Closed zhangdujiao closed 1 week ago

zhangdujiao commented 1 month ago

Assume that a multi-socket SoC is packaged with multiple dies in each socket, and each die integrates IMSIC. How should the addresses of the interrupt files of the IMSICs be arranged?

From AIA spec 3.6, “When practical, the memory pages of the machine-level interrupt files of all IMSICs should be located together in one part of the address space, and the memory pages of all supervisor-level and guest interrupt files should similarly be located together in another part of the address space, according to the rules below”

The Chapter 4.9.1 shows the formula of MSI address calculation, the mmsiaddrcfg, mmsiaddrcfgh, smsiaddrcfg, and smsiaddrcfgh should be programmed once, and the target register can be programmed for each interrupt source. According to my understanding, after the msiaddrcfg configuration determines the base PPN, the calculation of the MSI address can only be mapped to an interrupt file within one die, and it seems impossible to configure different sources to different dies or sockets. If the interrupt files of each die are arranged according to the addresses of each die, instead of being uniformly arranged for all interrupts.

So, if we need to program 1023 interrupt source to different die or different socket, we must put all the interrupt files together in physical address space, right?

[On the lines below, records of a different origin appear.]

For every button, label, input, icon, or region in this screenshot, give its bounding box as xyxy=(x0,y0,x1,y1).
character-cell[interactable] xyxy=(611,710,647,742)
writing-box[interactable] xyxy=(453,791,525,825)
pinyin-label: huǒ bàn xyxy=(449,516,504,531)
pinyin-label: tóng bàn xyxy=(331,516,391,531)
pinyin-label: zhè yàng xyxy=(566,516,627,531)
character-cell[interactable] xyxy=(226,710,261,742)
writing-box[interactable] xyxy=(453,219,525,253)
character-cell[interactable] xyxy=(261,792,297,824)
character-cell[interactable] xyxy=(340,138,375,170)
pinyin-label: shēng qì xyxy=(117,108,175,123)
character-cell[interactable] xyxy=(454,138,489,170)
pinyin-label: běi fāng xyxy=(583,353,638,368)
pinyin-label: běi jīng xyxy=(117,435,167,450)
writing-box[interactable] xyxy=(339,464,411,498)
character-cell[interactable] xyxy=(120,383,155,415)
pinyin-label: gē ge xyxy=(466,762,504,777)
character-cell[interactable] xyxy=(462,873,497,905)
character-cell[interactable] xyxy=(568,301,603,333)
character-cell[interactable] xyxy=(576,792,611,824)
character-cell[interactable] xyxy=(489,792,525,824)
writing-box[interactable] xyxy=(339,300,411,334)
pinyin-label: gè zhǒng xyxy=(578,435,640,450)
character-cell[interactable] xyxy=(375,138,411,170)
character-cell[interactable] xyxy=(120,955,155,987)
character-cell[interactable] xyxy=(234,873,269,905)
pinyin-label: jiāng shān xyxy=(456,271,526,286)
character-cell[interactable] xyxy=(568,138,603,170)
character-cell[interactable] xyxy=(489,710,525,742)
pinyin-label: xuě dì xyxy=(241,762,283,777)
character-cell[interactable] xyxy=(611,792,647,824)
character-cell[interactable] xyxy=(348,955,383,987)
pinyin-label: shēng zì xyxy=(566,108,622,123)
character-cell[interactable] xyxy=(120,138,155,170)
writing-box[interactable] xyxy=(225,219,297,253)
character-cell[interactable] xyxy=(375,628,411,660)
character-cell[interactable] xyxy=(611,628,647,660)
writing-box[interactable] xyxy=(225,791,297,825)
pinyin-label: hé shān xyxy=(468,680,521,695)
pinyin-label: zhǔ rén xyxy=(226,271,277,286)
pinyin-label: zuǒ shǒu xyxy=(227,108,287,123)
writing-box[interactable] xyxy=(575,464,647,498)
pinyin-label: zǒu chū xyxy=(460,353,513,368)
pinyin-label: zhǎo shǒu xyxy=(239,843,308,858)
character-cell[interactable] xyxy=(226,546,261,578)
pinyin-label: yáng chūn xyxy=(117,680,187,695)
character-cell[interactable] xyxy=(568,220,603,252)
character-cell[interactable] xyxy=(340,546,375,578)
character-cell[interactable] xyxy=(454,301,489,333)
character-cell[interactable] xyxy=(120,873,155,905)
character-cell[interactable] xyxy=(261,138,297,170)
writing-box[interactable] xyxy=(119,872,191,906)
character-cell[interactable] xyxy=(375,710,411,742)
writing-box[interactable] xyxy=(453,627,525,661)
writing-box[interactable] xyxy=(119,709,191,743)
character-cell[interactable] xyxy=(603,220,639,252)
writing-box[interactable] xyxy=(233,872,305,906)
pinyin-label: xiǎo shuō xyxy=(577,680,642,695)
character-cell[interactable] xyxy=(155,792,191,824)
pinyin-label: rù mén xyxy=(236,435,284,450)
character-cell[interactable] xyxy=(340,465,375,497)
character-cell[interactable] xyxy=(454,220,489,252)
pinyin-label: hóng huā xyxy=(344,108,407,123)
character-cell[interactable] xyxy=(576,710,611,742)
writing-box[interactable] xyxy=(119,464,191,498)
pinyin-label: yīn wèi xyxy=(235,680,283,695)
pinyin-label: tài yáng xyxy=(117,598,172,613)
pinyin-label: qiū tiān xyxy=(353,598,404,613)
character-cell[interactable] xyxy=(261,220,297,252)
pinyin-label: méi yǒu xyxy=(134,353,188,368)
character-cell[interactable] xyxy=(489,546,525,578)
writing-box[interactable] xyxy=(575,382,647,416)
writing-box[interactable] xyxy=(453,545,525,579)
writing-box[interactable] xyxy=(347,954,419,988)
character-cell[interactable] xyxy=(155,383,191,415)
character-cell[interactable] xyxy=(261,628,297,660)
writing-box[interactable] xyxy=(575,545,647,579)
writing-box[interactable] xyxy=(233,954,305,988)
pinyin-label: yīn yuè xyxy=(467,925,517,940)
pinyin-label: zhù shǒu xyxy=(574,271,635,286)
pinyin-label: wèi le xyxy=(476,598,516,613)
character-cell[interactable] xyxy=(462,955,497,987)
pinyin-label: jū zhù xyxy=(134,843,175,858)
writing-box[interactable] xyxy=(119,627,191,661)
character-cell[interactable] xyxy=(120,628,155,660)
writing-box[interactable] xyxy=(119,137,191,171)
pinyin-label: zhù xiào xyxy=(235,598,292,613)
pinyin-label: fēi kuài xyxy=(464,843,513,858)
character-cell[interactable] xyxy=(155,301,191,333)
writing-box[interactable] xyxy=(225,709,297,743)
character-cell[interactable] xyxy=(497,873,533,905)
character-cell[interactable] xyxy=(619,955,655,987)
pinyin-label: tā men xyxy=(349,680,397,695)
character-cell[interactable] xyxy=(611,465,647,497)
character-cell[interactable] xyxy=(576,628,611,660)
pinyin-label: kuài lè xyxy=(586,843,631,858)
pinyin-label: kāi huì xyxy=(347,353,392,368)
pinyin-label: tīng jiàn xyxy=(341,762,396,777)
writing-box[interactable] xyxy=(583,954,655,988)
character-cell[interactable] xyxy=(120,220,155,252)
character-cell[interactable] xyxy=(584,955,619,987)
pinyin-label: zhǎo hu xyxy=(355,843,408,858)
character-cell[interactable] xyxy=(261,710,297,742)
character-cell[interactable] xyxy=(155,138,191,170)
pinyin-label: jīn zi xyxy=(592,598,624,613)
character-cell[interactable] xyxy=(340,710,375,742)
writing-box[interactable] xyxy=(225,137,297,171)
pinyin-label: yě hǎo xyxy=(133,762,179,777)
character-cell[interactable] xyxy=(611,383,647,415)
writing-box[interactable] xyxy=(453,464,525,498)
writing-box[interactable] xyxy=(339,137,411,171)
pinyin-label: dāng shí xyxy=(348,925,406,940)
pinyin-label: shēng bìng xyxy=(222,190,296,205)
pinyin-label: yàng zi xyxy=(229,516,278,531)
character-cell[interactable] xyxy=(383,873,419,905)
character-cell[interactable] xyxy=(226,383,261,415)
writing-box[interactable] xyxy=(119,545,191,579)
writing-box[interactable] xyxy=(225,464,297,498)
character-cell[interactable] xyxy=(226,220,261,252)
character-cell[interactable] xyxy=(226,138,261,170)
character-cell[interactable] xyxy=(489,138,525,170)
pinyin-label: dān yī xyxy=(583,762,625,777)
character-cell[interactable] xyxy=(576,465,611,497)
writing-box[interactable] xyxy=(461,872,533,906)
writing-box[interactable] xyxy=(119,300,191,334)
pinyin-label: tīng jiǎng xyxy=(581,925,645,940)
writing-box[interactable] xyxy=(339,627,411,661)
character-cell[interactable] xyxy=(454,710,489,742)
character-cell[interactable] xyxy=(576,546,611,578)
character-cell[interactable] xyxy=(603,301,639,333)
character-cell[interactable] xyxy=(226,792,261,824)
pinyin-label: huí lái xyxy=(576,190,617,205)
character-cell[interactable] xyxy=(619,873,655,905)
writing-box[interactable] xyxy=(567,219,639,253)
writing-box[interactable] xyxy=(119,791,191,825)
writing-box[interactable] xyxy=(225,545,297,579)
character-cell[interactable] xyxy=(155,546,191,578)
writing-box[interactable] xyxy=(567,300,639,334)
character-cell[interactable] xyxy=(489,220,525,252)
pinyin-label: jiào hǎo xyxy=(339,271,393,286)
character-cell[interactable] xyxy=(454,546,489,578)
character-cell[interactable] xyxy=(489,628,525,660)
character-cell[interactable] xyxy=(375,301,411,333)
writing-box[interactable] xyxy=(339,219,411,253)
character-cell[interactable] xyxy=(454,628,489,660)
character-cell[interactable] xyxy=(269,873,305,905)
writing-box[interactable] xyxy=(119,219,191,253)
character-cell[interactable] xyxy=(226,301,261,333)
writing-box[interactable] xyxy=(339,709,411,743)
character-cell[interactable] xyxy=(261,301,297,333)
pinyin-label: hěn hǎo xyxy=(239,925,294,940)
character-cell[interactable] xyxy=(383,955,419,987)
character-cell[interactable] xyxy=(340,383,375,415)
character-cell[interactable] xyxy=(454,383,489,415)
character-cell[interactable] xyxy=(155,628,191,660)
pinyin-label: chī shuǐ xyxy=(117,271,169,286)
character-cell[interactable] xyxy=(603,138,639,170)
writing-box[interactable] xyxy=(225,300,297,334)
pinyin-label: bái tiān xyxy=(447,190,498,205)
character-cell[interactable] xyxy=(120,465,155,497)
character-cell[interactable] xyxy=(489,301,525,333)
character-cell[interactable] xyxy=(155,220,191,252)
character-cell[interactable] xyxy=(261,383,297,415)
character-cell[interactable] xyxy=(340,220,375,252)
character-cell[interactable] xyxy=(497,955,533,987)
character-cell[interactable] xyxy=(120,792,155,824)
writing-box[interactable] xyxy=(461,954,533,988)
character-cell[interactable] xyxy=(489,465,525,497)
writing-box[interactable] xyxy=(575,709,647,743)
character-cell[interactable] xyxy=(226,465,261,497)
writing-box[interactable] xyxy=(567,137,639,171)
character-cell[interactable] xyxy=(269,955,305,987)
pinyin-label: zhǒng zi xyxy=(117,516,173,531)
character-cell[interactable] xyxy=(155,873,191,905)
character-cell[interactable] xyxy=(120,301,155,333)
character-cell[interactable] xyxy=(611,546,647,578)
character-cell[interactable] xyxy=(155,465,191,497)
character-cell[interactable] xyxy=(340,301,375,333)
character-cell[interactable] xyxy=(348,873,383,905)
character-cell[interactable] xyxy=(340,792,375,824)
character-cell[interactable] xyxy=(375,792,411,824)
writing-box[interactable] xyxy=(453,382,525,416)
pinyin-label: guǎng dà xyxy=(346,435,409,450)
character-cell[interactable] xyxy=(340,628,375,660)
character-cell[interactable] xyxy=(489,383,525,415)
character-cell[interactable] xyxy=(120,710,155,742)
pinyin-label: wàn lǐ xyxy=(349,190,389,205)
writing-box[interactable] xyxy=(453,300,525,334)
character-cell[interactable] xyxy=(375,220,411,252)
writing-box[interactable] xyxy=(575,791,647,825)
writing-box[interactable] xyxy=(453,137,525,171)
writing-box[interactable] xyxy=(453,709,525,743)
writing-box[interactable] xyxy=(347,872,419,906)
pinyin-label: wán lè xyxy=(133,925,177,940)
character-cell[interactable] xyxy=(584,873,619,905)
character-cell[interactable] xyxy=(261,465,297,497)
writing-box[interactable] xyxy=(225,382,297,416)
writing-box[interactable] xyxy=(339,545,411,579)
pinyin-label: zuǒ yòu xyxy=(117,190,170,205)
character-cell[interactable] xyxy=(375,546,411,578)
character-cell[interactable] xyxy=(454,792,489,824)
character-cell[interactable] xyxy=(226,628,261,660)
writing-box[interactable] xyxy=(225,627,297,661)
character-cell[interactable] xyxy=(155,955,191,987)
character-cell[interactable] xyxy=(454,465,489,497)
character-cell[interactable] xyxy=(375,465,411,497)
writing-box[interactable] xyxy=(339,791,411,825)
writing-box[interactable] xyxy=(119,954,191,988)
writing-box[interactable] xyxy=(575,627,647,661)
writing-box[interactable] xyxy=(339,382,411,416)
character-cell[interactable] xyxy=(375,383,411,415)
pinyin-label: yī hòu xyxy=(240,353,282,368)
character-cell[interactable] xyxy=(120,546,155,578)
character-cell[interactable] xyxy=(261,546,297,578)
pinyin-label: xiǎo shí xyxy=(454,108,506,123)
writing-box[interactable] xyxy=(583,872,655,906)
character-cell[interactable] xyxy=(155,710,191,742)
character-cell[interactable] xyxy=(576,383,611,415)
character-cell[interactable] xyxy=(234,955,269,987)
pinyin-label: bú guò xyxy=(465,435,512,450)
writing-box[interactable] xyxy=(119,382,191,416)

jhauser-us commented 2 weeks ago

The same Section 3.6 you quoted goes on to say:

If a machine’s construction dictates that harts be subdivided into groups, with each group relegated to its own portion of the address space, then the best that can be achieved is to locate together the machine-level interrupt files of each group of harts separately, and likewise locate together the supervisor-level and guest interrupt files of each group of harts separately. This situation is further addressed later below.

And then in commentary:

A system may divide harts into groups in the address space because each group exists on a separate chip (or chiplet in a multi-chip module), and weaving together the address spaces of the multiple chips is impractical.

Hence, if you need to separate the addresses for the IMSICs located on different dies (chips), then you can put each die's IMSICs in a separate "group". The formulas you refer to in Section 4.9.1 also explicitly account for these groups, which you didn't mention.

On the other hand, it will reduce the need for PMP entries if you can manage to have all IMSICs in a single group, all together in the address space (separately for M and S levels). Fewer of these groups is better for PMP use.